In Samuel West's adept production, his first since being appointed to succeed Michael Grandage at Sheffield Theatres, he has assembled an excellent cast to tease the tangled threads that Johnson has woven out of the unlikely encounter between these four people. Under the threat of being subpoenaed for "un-American activities", a professor prepares to pass the night in his New York hotel room. Enter a bullying senator with the power to make or break the case, and a gum-popping sports star who's only kidding to his sex-goddess wife that he's stupid (yeah?), and Einstein's theories on the shape of the universe take on a whole new dimension. The special theory of relativity? Easy. Add a dumb blonde who "demonstrates" with a toy trucks, a cardboard stooge and three balloons and, hey, we're in business.

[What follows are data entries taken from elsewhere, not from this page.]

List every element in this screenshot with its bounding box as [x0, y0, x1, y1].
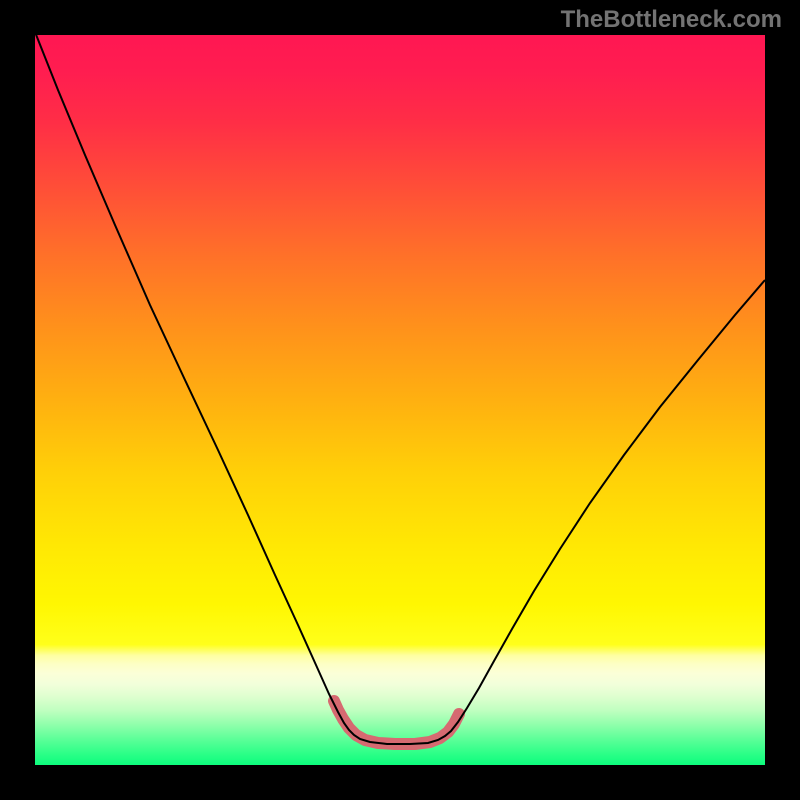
- frame-border: [0, 765, 800, 800]
- chart-background: [35, 35, 765, 765]
- watermark-text: TheBottleneck.com: [561, 6, 782, 34]
- frame-border: [0, 0, 35, 800]
- frame-border: [765, 0, 800, 800]
- bottleneck-chart: [0, 0, 800, 800]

"Knowledge is nothing without understanding," remarks Einstein, and, as Johnson is at pains to point out, it is not truth, but merely an agreement, while certainty is little more than illusion. There are other issues, of course. A dark cloud of responsibility for his part in the creation of the atom bomb hangs over the professor; her inability to keep a pregnancy to full term threatens to unhinge the film star; while the ball-player can't hide behind a screen of ignorance forever. And as the complexity of drama, tragic and comic moments, deft dialogue and neat twists and turns of fate are taking place on Tom Piper's bedroom set, the cat's miaow offstage even throws in an allusion (that Johnson added later) to Erwin Schrödinger's scientific theory.

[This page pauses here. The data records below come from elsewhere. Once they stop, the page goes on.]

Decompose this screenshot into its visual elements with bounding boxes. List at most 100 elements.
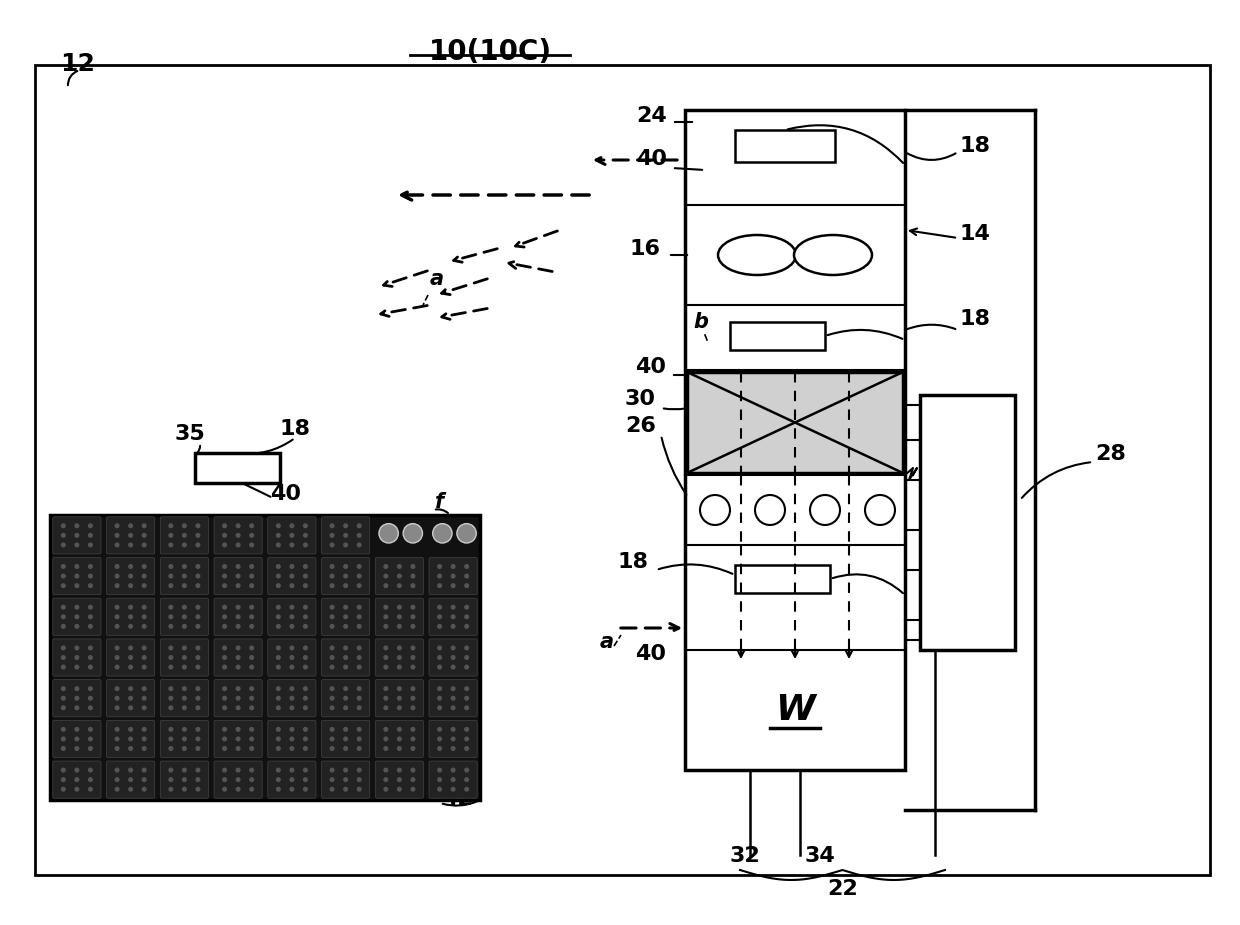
Circle shape	[398, 574, 402, 578]
Circle shape	[465, 656, 469, 660]
Circle shape	[357, 697, 361, 700]
Circle shape	[76, 746, 78, 750]
Text: 28: 28	[1095, 444, 1126, 464]
Circle shape	[129, 605, 133, 609]
Text: 16: 16	[630, 239, 661, 259]
Circle shape	[115, 787, 119, 791]
Circle shape	[290, 624, 294, 628]
Circle shape	[76, 564, 78, 568]
Circle shape	[465, 624, 469, 628]
Circle shape	[143, 697, 146, 700]
Circle shape	[223, 584, 227, 587]
Circle shape	[330, 534, 334, 537]
FancyBboxPatch shape	[215, 761, 262, 798]
Circle shape	[277, 787, 280, 791]
Circle shape	[304, 656, 308, 660]
Circle shape	[384, 647, 388, 649]
Circle shape	[62, 584, 66, 587]
Circle shape	[412, 564, 414, 568]
Circle shape	[330, 524, 334, 527]
Circle shape	[143, 656, 146, 660]
Circle shape	[412, 574, 414, 578]
Circle shape	[451, 728, 455, 731]
Circle shape	[223, 737, 227, 741]
Text: b: b	[693, 312, 708, 332]
Circle shape	[169, 574, 172, 578]
FancyBboxPatch shape	[107, 761, 155, 798]
Circle shape	[398, 787, 402, 791]
FancyBboxPatch shape	[215, 639, 262, 676]
Circle shape	[88, 697, 92, 700]
Bar	[684, 110, 905, 770]
Circle shape	[88, 574, 92, 578]
Circle shape	[115, 728, 119, 731]
Circle shape	[196, 728, 200, 731]
Circle shape	[384, 665, 388, 669]
Circle shape	[304, 647, 308, 649]
FancyBboxPatch shape	[107, 639, 155, 676]
Circle shape	[223, 728, 227, 731]
Circle shape	[88, 624, 92, 628]
Circle shape	[384, 605, 388, 609]
FancyBboxPatch shape	[429, 598, 477, 635]
Circle shape	[343, 615, 347, 619]
Circle shape	[115, 706, 119, 709]
Circle shape	[76, 656, 78, 660]
Circle shape	[451, 769, 455, 771]
Circle shape	[330, 687, 334, 690]
Circle shape	[357, 615, 361, 619]
Text: 42: 42	[441, 789, 472, 809]
Circle shape	[290, 534, 294, 537]
Circle shape	[250, 584, 253, 587]
Circle shape	[182, 737, 186, 741]
Circle shape	[143, 615, 146, 619]
Circle shape	[237, 706, 239, 709]
Circle shape	[304, 697, 308, 700]
Circle shape	[277, 697, 280, 700]
Circle shape	[290, 728, 294, 731]
FancyBboxPatch shape	[215, 598, 262, 635]
Text: a: a	[430, 269, 444, 289]
Circle shape	[451, 564, 455, 568]
Circle shape	[196, 665, 200, 669]
Circle shape	[451, 656, 455, 660]
Circle shape	[330, 656, 334, 660]
Circle shape	[129, 656, 133, 660]
Text: 40: 40	[635, 357, 666, 377]
Circle shape	[143, 524, 146, 527]
Circle shape	[143, 584, 146, 587]
Ellipse shape	[718, 235, 796, 275]
Circle shape	[277, 605, 280, 609]
Circle shape	[304, 728, 308, 731]
Circle shape	[129, 787, 133, 791]
Circle shape	[115, 737, 119, 741]
Circle shape	[169, 737, 172, 741]
Circle shape	[277, 543, 280, 547]
Circle shape	[290, 647, 294, 649]
Circle shape	[290, 746, 294, 750]
Circle shape	[129, 706, 133, 709]
Circle shape	[330, 584, 334, 587]
Circle shape	[398, 687, 402, 690]
Circle shape	[465, 665, 469, 669]
Circle shape	[304, 605, 308, 609]
Circle shape	[115, 624, 119, 628]
Circle shape	[223, 665, 227, 669]
Circle shape	[384, 787, 388, 791]
Circle shape	[196, 624, 200, 628]
FancyBboxPatch shape	[107, 558, 155, 595]
Circle shape	[384, 687, 388, 690]
Circle shape	[330, 769, 334, 771]
Bar	[35, 65, 1210, 875]
Circle shape	[343, 534, 347, 537]
Circle shape	[129, 665, 133, 669]
Circle shape	[465, 746, 469, 750]
Circle shape	[169, 564, 172, 568]
Circle shape	[62, 687, 66, 690]
Circle shape	[357, 769, 361, 771]
Circle shape	[182, 564, 186, 568]
Circle shape	[169, 615, 172, 619]
Circle shape	[456, 524, 476, 543]
FancyBboxPatch shape	[268, 680, 316, 717]
Circle shape	[277, 615, 280, 619]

As the professor, Nicholas Le Prevost wears his learning lightly, his baffled air belying his genius. Just as in Johnson's later Hitchcock Blonde, it's the female who suffers most, at the hands of men. Behind that brilliant smile, Mary Stockley makes a vulnerable actress, conveying real pain at what she sees as her deficiencies as a woman. The senator's methods have a ring of horrible truth in Gerard Horan's nuanced performance, his brutality sickening in its plausibility. And before he even enters the bedroom, Patrick O'Kane conveys the pent-up frustration of a husband unable to express himself. Yet it's a remarkably sympathetic portrayal in a production that is beautifully acted, perceptively directed and promises much for the future of Sheffield Theatres under West's directorship.